Al final todas resultan ser obras inconclusas, pensaba, entré aquí buscando a la Señorita Hemingway y me atrapó un gran mounstruo de historias. Sería ese su plan, habrían ella y otros promotores de la lectura planeado salir al acecho de jóvenes extraviados como yo, acaso todo era parte de un cuento de Bradbury donde el personaje principal era yo rodeado de libros que contenían una bacteria que atrofiaba mi cerebro y lo hacía construir pasajes y personajes. Era entonces mi Señorita Hemingway un bello anzuelo que alguien lanzó a pasear por los alrededores de la biblioteca y el pez que lo mordió tuve que ser yo.

 

Con el tiempo y las armas que te da la soledad dejé de pensar un poco en su llegada y cuestionarme su extraña partida, nos habíamos quedado a la distancia eternamente.

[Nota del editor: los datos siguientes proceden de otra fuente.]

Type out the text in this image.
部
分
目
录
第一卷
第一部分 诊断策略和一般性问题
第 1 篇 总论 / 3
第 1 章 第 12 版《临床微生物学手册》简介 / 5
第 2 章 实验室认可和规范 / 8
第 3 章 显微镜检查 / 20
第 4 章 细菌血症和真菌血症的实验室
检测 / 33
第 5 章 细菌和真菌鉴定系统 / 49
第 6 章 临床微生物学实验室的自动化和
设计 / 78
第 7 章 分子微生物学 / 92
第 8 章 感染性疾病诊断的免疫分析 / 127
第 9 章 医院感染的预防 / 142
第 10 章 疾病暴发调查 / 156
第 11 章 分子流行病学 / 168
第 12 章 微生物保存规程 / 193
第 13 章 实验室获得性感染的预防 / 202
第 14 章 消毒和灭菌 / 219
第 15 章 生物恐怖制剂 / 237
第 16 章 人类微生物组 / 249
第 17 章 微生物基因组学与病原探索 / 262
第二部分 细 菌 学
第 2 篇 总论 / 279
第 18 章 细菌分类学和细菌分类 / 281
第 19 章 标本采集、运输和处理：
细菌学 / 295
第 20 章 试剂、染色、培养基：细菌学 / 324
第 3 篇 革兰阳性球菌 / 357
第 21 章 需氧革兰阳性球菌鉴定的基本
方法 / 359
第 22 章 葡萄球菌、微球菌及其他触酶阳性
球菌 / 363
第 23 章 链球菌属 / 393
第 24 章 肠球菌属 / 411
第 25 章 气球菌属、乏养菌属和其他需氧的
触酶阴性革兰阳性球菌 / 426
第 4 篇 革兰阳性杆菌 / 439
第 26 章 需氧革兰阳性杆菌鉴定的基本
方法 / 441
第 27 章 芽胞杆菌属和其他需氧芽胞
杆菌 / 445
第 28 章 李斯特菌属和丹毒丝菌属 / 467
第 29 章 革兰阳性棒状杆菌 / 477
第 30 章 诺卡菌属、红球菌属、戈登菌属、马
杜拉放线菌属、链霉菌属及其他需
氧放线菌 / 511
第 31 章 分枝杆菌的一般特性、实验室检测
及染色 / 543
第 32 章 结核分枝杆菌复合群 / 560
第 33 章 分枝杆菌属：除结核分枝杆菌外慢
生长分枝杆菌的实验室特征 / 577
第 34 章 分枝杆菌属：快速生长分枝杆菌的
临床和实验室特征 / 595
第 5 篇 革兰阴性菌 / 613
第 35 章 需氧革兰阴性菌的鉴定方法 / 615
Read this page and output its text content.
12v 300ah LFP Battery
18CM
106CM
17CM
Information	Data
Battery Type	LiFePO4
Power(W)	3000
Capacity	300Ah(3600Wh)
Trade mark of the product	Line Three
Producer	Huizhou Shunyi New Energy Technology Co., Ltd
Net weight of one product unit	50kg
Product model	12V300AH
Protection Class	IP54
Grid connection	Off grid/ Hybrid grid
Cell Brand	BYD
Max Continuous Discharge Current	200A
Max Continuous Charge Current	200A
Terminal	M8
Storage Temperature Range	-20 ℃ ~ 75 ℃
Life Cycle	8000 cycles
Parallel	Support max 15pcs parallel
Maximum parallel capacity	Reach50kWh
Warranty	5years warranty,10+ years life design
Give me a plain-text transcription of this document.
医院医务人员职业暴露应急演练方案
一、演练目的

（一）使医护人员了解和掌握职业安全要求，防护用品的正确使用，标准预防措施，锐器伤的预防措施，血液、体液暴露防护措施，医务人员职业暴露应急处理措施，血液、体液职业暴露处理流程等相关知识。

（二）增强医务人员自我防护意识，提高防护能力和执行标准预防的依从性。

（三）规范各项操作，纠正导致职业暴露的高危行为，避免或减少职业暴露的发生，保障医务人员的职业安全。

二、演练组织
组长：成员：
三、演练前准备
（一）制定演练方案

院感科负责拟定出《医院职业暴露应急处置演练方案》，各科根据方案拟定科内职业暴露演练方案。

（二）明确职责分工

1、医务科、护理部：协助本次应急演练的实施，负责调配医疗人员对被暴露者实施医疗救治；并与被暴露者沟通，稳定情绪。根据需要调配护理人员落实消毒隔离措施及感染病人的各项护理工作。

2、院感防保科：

Ahora era yo el tipo que caminaba con un par de libros bajo el brazo y que claro, se había robado unos cuantos más que aún conservo. Hoy, después de algunos años estoy frente a tu biblioteca Señorita Hemingway, es otoño y los patos cada vez son más silenciosos, repaso el libro que traías esa mañana en tu mano, es Rimbaud quien disparó primero y nunca fui capaz de regresarlo, tenía el olor de tus manos y en serio, cada tarde que pasé aquí tomaba obras y las olía con ansiedad buscándote en ellas pero le pertenecías a Rimbaud a pesar de todo. Cómo iba yo a decirte que había robado ese libro para poder ser un poco de ti. Para pertenecerte y que tú fieras mía.

Volvimos y hoy ya no eres aquella chica de uniforme que hacía su servicio social acomodando los libros, vas de paso y yo me quedé aquí con Rimbaud en las manos aún sin poder hablar. Nunca dejé de verte, lo sabemos, pero siempre fue más fácil comenzar a leer algo nuevo que tener que arriesgarme a decir “Hola, yo lo robé”.